While this drop in performance is sometimes blamed on the COVID-19 pandemic, many critics argue that the pandemic only accelerated the decline that was already happening.
“As officials overseeing the national tests themselves recognize, test scores have been stagnant or declining since at least 2009, and gaps between high- and low-scorers have been widening,” wrote author Natalie Wexler in a recent Forbes op-ed.
“To be sure, the recent scores are alarming. But it’s important to understand that students weren’t making progress before the pandemic, so that we have a better understanding of how to undo the damage.”
In contrast to this dismal picture, homeschool families have seen significantly better academic results than their public-school counterparts for many years, even before the pandemic.
As a group, homeschool students tend to perform significantly above average on their ACTs and SATs, “notwithstanding the parents’ income and education.” They also enjoy a higher average college graduation rate of 67% when compared to their public-school peers’ graduation rate of only 57.5%.
A new paradigm
The argument that any educational alternative to public schools will hurt our nation’s students carries an underlying assumption: education is largely a commodity, a “public good” that can be provided equally to everyone, just like our roads and other public utilities.
But that’s not true.
Education is far more complex than a commodity that can be bought, sold, or even constructed like a highway.
It is more like a route to a destination that differs for every individual, and families should be free to choose the pathway that best meets their needs.
As homeschoolers have demonstrated for decades, that pathway does not always have to be government-funded public education.

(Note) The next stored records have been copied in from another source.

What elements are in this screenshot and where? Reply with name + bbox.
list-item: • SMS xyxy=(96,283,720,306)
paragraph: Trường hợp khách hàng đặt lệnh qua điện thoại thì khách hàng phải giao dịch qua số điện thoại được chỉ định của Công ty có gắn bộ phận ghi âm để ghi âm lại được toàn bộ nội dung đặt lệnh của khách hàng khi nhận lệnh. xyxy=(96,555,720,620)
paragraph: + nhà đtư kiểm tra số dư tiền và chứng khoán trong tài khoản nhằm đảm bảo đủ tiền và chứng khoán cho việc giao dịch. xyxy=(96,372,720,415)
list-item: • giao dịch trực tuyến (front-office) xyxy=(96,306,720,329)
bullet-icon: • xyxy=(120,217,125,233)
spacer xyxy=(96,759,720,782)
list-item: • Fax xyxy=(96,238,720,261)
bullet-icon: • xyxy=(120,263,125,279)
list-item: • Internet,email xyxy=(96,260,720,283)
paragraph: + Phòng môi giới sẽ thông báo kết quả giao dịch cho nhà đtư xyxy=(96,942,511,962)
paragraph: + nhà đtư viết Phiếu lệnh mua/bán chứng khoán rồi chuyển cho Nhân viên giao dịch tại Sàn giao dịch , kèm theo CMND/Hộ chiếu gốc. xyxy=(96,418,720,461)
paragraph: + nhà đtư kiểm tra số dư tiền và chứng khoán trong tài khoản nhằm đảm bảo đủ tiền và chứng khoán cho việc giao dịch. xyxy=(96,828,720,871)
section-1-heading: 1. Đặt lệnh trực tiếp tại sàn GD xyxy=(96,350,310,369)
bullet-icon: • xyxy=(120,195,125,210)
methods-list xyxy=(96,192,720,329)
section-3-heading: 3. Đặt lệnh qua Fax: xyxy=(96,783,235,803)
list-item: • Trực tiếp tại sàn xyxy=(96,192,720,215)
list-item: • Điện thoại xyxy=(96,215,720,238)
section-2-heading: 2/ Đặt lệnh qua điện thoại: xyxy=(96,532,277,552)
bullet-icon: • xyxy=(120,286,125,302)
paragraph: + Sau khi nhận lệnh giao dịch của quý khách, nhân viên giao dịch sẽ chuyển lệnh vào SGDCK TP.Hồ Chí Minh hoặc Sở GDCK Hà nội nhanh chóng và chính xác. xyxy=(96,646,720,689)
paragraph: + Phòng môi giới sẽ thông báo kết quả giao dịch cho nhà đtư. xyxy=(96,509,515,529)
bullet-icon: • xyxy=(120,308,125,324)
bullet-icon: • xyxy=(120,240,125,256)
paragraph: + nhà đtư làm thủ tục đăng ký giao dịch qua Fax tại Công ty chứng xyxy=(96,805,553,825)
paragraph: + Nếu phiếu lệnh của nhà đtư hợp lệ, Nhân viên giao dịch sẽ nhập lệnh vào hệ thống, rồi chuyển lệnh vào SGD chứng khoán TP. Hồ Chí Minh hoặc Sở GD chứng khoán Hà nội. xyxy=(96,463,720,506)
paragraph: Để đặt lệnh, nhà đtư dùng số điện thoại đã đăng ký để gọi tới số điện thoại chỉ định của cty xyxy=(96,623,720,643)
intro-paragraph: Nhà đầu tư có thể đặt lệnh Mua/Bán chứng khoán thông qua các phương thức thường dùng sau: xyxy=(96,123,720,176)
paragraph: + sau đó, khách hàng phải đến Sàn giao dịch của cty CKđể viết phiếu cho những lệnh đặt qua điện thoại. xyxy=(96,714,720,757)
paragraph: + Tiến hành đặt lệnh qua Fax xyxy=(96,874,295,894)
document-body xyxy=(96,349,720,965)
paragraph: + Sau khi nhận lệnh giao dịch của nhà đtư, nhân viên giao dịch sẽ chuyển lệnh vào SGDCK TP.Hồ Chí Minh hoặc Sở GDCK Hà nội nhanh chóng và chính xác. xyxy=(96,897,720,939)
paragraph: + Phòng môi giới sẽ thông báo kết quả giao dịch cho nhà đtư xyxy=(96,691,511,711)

More and more parents are realizing that the public schools are failing in their objectives to prepare future generations for a successful adulthood. The pandemic only highlighted the schools’ academic failures to the point where it can no longer be ignored.
Instead of pouring additional money into a broken system, we should be devoting our efforts to giving parents more resources and opportunities to select the educational option they believe will best fit their children – with or without government funding.